Che è quanto avviene in Il seme del fico sacro, di Mohammad Rasoulof, titolo allusivo appunto di questa sorta di asfissia sociale e di avvelenamento dei pozzi delle relazioni più intime che un regime oppressivo e all'occorrenza, come nel caso delle proteste di Donna vita libertà successive all'uccisione della giovane Amini, violento condanna da decenni un popolo. Che, come dice una delle tre donne protagoniste del film, vorrebbe solo godere delle libertà che hanno tutti. E invece è vittima del contrario. E la famiglia, piccolo regno del compromesso e della comunicazione quanto meno civile se non proprio empatica, ne paga le peggiori conseguenze.
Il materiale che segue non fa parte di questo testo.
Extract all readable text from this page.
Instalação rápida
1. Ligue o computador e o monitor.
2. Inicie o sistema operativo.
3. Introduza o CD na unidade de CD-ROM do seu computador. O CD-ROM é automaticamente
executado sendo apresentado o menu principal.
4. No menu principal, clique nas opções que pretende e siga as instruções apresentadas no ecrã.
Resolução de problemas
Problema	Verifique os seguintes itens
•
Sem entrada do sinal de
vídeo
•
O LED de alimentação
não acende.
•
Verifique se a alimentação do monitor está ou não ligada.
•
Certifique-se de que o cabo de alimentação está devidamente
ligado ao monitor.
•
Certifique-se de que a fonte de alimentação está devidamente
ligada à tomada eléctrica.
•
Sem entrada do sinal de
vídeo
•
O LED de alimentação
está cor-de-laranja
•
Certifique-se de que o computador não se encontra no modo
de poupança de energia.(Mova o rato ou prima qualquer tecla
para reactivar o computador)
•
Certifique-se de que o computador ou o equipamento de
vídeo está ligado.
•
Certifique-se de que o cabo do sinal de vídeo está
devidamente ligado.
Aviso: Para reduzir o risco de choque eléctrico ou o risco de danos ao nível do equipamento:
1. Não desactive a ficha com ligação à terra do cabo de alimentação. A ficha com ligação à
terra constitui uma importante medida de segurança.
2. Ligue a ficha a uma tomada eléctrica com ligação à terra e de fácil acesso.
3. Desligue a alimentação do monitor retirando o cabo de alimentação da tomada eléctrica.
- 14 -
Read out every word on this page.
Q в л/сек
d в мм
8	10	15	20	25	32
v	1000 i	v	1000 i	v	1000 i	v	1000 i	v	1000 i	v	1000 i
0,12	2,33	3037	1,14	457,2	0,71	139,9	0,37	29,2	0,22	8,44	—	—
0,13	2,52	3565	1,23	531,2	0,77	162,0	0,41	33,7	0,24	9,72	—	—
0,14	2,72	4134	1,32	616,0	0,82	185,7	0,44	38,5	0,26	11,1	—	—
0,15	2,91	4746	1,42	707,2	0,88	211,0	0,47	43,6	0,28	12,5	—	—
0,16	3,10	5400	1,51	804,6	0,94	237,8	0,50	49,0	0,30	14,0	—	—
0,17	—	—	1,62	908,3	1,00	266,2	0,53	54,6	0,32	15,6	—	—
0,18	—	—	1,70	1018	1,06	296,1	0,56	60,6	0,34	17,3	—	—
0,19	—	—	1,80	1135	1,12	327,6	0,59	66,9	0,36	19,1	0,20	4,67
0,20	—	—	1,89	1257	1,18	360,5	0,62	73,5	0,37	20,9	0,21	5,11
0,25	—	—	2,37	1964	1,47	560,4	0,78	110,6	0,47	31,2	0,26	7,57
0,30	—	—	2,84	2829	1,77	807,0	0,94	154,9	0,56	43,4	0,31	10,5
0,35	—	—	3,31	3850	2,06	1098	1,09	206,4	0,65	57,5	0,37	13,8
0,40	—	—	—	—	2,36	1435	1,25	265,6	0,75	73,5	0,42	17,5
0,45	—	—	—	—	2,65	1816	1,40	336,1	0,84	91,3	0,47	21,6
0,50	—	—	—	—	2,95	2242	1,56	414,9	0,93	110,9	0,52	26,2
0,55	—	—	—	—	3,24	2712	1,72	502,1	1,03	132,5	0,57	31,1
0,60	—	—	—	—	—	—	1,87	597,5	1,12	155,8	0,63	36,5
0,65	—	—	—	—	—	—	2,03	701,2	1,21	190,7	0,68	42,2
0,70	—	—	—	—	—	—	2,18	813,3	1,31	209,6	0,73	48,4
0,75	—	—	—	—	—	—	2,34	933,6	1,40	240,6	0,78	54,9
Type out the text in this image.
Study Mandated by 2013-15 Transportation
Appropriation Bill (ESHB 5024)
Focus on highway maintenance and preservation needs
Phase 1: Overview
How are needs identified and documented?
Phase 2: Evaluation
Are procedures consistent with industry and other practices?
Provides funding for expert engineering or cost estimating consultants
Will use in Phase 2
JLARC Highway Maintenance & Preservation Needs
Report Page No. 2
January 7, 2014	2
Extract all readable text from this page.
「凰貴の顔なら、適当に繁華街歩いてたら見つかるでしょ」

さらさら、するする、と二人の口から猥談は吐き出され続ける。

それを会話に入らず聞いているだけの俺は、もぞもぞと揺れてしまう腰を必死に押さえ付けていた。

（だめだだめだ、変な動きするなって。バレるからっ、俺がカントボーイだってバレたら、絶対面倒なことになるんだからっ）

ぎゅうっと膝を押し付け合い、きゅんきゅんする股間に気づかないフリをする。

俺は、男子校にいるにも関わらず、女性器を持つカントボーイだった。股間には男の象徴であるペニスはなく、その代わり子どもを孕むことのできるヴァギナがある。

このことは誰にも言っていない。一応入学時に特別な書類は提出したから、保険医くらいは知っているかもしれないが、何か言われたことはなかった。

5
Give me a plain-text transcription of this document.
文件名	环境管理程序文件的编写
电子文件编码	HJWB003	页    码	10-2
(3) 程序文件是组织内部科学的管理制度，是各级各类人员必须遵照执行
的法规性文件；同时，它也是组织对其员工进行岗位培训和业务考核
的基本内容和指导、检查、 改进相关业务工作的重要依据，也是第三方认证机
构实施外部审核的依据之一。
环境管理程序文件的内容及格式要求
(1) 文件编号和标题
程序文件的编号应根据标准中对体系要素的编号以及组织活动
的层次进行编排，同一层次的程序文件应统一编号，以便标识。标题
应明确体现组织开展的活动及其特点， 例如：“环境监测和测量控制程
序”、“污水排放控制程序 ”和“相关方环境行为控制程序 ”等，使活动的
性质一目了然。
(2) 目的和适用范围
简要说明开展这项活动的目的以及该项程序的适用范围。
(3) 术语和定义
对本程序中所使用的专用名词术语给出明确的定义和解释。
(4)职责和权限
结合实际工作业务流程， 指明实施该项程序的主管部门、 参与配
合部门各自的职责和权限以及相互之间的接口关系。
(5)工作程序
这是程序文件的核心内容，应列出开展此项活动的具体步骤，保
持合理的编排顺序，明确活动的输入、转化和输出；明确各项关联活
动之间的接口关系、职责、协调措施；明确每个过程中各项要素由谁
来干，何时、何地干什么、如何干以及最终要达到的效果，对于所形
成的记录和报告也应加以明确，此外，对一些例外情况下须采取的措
Certo, i giovani protestano, le vie di Tehran sono attraversate da manifestazioni, scontri, rappresaglie delle forze dell'ordine con uccisioni, menomazioni e arresti, ma la famiglia composta dal padre, Iman, neo-nominato giudice istruttore, dalla moglie Najmeh e dalle due figlie, la ventunenne Rezvan e l'adolescente Sana, ha tutti i numeri per restarne fuori, anzi aderire in toto alla narrazione del potere. Se non fosse che, direbbe De Gregori, la rivoluzione non si ferma davanti ad un portone.
Entra con le due figlie informate e formate da internet e non dalla tv, con le idee della gioventù universitaria che si ribella, col naturale scontro generazionale figlio di ogni tempo, ma in Iran dopo più di quarant'anni di regime teocratico di più. Entra con la coscienza dei genitori costretti a scegliere tra piegarsi, aderire, addirittura farsi interprete dell'ingiustizia e della repressione oppure ribellarsi. Entra col dramma del padre al bivio tra rispetto dei valori fondamentali quali la giustizia e l'amore paterno e l'adesione al sistema e alla sua indole di sopraffazione
Tutti ingredienti ben congeniati che imprimono al film una forza indubbia sconfinante nel thriller del finale giustamente evocante quello di Shining, ma non incoerente come secondo una certa critica. Crediamo che sia stato condizionato tantissimo dalla volontà del regista, egli stesso perseguitato, di non rinunciare alla speranza.